Déficit d’eau à Dakar : la forte augmentation de la demande en cause (DG Sen’Eau)

Les nouvelles adductions au réseau hydraulique ont augmenté de 50% à Dakar ces trois dernières années, une situation ayant occasionné une hausse de la consommation à l’origine du déficit d’eau noté dans certains quartiers de la capitale, a révélé Jany Arnal, directrice générale de Sen’Eau, en charge de l’exploitation et de la distribution de l’eau potable en zone urbaine et péri-urbaine au Sénégal.

« Sur Dakar, le nombre de compteurs d’eau de bâtiment et d’immeuble a augmenté, en trois ans, de 50%. C’est-à-dire qu’une simple maison s’est transformée en immeuble et plusieurs appartements de plusieurs pièces d’eau, donc des consommations importantes », de l’ordre de 80.000 m3 par jour, a-t-elle indiqué.

Cette situation explique le déficit d’eau noté dans certains quartiers de Dakar, soutient Mme Arnal au terme, ce jeudi, d’une visite des travaux de la troisième usine de traitement d’eau de Keur Momar Sarr (KMS3).

« Aujourd’hui, il y a un manque d’eau dans certains quartiers. Il faut savoir que les consommations en cette période de chaleur augmentent. Nous sommes en période de pointe », sans compter « une évolution démographique et une urbanisation galopante », a-t-elle souligné, en présence de son homologue Charles Fall de la Société nationale des eaux du Sénégal (SONES), chargée de la gestion du patrimoine de l’hydraulique urbaine, du contrôle de la qualité de l’exploitation et de la sensibilisation du public.

Des associations de consommateurs étaient également présentes à cette visite, à l’image du président de la Fédération sénégalaise des associations de consommateurs, l’imam Youssoufa Sarr.

Mme Arnal assure que « tous les ouvrages fonctionnent.
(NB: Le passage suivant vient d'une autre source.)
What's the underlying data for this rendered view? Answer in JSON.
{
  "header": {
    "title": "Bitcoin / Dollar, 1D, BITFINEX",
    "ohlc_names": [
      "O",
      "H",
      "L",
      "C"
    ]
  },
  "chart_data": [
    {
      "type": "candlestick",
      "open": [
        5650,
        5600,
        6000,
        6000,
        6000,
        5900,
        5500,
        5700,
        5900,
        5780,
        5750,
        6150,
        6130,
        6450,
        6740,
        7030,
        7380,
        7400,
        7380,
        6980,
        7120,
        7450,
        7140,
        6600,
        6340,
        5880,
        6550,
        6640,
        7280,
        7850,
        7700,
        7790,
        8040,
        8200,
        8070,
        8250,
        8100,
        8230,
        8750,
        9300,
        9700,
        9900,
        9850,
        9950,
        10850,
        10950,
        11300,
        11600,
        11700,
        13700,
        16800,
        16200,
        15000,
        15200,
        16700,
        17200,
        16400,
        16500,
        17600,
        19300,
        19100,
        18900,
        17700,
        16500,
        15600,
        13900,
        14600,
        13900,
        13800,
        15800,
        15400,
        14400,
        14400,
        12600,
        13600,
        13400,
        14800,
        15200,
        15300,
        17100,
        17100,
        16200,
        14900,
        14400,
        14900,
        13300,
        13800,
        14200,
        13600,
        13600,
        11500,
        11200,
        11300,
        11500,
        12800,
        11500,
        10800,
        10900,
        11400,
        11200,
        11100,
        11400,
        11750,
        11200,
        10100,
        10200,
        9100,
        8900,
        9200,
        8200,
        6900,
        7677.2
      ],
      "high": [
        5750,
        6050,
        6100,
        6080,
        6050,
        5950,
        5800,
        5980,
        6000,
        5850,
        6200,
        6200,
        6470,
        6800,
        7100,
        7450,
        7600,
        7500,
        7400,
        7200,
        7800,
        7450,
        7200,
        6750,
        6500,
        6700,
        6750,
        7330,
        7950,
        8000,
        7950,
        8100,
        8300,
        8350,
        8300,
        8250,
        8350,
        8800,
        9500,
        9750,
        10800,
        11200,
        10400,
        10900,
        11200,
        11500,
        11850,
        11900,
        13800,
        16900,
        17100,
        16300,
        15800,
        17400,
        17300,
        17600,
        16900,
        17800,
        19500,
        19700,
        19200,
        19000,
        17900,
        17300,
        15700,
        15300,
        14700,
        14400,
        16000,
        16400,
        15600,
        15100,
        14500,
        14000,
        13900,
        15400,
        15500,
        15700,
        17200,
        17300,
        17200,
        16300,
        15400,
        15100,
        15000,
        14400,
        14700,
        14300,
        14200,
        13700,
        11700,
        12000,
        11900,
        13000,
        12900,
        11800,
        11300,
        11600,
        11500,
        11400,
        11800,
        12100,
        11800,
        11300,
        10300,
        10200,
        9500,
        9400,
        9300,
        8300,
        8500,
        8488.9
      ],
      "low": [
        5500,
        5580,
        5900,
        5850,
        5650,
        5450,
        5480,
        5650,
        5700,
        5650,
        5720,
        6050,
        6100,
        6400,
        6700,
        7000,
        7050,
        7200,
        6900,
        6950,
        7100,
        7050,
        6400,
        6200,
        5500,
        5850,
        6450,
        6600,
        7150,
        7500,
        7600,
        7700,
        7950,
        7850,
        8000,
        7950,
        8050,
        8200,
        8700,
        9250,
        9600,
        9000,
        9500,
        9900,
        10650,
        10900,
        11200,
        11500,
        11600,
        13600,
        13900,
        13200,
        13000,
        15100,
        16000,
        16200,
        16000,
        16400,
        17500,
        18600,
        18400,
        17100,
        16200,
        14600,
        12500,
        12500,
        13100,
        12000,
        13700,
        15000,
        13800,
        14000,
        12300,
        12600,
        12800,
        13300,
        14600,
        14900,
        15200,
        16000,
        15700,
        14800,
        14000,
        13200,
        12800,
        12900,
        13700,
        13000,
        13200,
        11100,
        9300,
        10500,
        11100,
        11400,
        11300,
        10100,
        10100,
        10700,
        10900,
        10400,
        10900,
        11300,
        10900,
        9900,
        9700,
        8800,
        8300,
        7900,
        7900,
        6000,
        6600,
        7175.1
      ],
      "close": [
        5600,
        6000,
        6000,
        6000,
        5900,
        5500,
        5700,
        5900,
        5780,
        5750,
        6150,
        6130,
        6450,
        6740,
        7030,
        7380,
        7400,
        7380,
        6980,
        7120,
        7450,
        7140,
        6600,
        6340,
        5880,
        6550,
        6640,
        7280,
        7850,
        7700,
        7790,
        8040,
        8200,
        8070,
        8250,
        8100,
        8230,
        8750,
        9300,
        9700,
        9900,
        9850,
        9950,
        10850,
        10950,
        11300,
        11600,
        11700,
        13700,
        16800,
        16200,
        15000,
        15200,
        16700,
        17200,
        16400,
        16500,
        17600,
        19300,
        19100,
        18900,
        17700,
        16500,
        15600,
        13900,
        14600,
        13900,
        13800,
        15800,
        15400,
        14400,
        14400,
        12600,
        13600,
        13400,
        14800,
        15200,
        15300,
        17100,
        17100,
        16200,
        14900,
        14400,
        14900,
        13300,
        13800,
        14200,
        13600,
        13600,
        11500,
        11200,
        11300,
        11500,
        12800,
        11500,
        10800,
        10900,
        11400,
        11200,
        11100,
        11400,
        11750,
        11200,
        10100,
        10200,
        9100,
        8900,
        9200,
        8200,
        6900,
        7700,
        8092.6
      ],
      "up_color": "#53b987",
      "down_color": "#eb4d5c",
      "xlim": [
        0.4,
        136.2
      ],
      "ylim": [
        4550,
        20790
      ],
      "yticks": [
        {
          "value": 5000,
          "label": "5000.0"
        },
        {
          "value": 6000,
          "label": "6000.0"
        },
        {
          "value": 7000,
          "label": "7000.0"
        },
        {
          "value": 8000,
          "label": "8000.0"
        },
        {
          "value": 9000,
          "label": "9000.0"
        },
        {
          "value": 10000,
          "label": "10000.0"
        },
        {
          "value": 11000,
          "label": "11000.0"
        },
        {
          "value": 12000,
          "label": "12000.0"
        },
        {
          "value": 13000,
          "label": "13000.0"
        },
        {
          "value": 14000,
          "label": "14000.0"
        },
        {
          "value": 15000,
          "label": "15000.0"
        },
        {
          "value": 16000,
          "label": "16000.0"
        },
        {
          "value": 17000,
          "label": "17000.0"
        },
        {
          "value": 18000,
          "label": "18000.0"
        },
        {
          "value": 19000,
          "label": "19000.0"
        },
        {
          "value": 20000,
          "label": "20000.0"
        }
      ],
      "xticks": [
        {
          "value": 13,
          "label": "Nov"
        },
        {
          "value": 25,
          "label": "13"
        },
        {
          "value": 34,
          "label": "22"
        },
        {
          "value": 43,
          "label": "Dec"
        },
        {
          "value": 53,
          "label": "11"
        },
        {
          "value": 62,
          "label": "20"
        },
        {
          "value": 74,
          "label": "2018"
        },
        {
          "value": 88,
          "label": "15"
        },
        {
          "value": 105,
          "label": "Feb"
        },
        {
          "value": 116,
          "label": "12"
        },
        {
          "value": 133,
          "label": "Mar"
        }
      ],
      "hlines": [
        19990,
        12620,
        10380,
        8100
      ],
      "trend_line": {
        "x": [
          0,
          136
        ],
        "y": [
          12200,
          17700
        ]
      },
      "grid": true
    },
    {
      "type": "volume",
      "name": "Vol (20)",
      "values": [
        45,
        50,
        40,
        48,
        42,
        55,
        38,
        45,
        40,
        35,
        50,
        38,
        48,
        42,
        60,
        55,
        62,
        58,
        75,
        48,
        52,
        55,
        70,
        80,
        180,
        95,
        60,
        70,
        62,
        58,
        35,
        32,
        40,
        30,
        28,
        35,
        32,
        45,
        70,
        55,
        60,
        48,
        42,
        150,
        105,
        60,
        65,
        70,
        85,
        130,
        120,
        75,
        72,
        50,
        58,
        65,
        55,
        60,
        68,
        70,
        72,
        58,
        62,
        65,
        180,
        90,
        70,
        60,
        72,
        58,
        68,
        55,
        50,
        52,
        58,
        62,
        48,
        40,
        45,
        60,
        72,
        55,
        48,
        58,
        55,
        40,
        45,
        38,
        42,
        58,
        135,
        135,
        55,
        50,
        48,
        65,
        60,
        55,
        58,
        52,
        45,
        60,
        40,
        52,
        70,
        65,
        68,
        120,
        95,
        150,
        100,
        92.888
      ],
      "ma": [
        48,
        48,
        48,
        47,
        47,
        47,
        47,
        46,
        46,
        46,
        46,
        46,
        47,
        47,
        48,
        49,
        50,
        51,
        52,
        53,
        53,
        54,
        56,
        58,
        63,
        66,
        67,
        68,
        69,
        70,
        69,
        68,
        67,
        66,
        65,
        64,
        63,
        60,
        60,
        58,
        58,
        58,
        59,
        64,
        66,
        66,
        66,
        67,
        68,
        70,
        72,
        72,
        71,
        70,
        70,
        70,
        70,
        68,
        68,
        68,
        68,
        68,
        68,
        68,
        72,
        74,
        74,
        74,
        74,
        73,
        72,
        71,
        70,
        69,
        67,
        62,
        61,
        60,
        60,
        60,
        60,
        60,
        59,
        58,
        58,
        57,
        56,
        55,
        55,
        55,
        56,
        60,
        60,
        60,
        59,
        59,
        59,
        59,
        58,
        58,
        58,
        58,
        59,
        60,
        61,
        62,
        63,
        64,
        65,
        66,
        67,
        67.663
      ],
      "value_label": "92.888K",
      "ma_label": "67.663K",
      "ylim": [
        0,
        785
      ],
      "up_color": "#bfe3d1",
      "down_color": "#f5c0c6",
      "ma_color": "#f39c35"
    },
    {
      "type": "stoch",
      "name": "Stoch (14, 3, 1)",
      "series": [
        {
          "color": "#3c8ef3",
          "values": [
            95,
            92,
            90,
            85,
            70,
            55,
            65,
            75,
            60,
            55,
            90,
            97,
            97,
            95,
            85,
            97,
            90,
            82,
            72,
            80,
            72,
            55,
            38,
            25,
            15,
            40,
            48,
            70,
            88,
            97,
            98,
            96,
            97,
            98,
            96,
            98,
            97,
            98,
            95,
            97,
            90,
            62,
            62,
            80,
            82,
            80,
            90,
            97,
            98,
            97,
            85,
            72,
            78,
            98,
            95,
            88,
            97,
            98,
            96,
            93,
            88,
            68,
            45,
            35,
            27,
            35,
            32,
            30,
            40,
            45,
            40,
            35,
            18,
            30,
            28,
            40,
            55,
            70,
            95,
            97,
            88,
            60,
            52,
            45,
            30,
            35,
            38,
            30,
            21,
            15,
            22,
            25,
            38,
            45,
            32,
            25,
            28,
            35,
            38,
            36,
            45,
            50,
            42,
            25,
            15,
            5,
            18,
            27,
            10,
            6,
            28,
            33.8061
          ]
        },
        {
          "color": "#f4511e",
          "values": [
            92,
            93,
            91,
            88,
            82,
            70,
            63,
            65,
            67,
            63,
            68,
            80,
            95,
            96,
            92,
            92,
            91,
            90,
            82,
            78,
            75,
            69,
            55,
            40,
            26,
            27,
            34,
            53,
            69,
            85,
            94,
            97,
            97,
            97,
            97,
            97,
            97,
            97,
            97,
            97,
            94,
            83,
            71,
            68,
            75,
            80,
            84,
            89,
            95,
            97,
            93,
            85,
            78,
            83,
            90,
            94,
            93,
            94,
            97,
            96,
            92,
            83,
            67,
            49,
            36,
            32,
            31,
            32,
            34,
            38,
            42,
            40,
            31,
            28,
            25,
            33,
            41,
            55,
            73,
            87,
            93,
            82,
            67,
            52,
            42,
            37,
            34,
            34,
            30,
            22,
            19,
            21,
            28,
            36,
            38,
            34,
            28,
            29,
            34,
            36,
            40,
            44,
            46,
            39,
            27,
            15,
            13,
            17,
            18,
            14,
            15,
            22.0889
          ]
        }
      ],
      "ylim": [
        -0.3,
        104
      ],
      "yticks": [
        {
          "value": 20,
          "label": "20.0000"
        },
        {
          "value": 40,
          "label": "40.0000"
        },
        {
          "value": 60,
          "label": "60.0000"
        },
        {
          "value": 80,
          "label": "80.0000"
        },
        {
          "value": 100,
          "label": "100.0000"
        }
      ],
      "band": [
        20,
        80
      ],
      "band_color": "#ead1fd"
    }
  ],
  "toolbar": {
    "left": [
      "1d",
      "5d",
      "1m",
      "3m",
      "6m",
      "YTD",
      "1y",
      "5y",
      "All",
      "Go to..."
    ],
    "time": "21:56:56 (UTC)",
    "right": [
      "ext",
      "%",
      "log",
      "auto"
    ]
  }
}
Les forages ont été réhabilités et 10 autres équipés », mais face à l’augmentation de la consommation, à l’urbanisation doublée d’une concentration des demandes, « on est parfois en déficit dans certains quartiers, surtout en période de pointe ».
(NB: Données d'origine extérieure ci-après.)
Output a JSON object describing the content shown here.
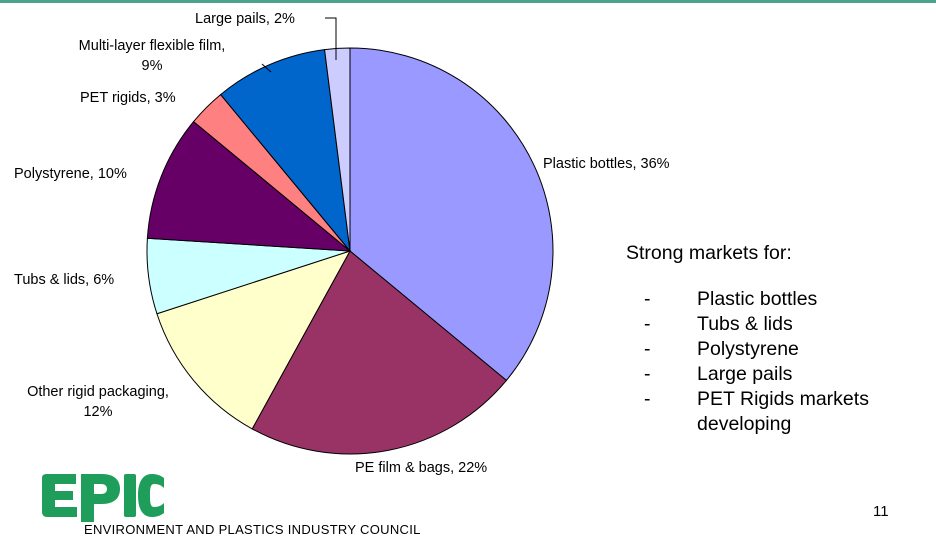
{
  "chart_data": {
    "type": "pie",
    "title": "",
    "slices": [
      {
        "label": "Plastic bottles",
        "value": 36,
        "display": "Plastic bottles, 36%",
        "color": "#9999FF"
      },
      {
        "label": "PE film & bags",
        "value": 22,
        "display": "PE film & bags, 22%",
        "color": "#993366"
      },
      {
        "label": "Other rigid packaging",
        "value": 12,
        "display_lines": [
          "Other rigid packaging,",
          "12%"
        ],
        "color": "#FFFFCC"
      },
      {
        "label": "Tubs & lids",
        "value": 6,
        "display": "Tubs & lids, 6%",
        "color": "#CCFFFF"
      },
      {
        "label": "Polystyrene",
        "value": 10,
        "display": "Polystyrene, 10%",
        "color": "#660066"
      },
      {
        "label": "PET rigids",
        "value": 3,
        "display": "PET rigids, 3%",
        "color": "#FF8080"
      },
      {
        "label": "Multi-layer flexible film",
        "value": 9,
        "display_lines": [
          "Multi-layer flexible film,",
          "9%"
        ],
        "color": "#0066CC"
      },
      {
        "label": "Large pails",
        "value": 2,
        "display": "Large pails, 2%",
        "color": "#CCCCFF"
      }
    ]
  },
  "markets": {
    "heading": "Strong markets for:",
    "dash": "-",
    "items": [
      "Plastic bottles",
      "Tubs & lids",
      "Polystyrene",
      "Large pails",
      "PET Rigids markets developing"
    ]
  },
  "page_number": "11",
  "logo": {
    "wordmark": "EPIC",
    "subtitle": "ENVIRONMENT AND PLASTICS INDUSTRY COUNCIL",
    "color": "#1E9E5A"
  },
  "colors": {
    "rule": "#4AA38A"
  }
}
« L’usine de KMS3 est là pour répondre à ces demandes grandissantes », a-t-elle promis, soulignant que l’équipe appelée à s’occuper de cette usine « de dernière technologie » a été déjà recrutée et formée, a indiqué la DG de Sen’Eau.

Interpellée sur le prix de l’eau, qui aurait augmenté selon certains consommateurs, Jany Arnal a assuré du contraire, puisque le système de facturation reste le même et demeure « lié au compteur d’eau et aux mètres cubes qui sont passés »

« S’il y a des anomalies sur les factures, nous avons des agences d’accueil et nous avons déjà instauré un dialogue avec les associations de consommateurs. Et je vais demander à mon service communication de mettre en contact la directrice clientèle et le représentant de consommateurs pour traiter les cas où il y aurait des anomalies afin d’expliquer la facturation », a-t-elle dit.

La directrice générale de Sen’Eau dit avoir été interpellée sur cette question par beaucoup de personnes, « mais quand nous avons vérifié, nous nous sommes rendu compte qu’il y avait des fuites d’eau à leur niveau qui faisaient monter les m3 ». 

Elle a annoncé que sa société va disposer d’un nouveau logiciel qui va permettre de digitaliser la relève. « Au lieu de relever avec un stylo et de rentrer pour saisir, nous allons le faire avec une sorte de téléphone portable pour pouvoir alerter le client immédiatement, si nous voyons un index anormalement élevé », a-t-elle précisé.

Cette nouvelle technique « sera un plus et permettra de fiabiliser la relève », a-t-elle indiqué, avant de conclure : « Nous avons travaillé avec les associations de consommateurs pour pouvoir éditer, dès l’année prochaine, de nouvelles factures plus compréhensibles et lisibles ».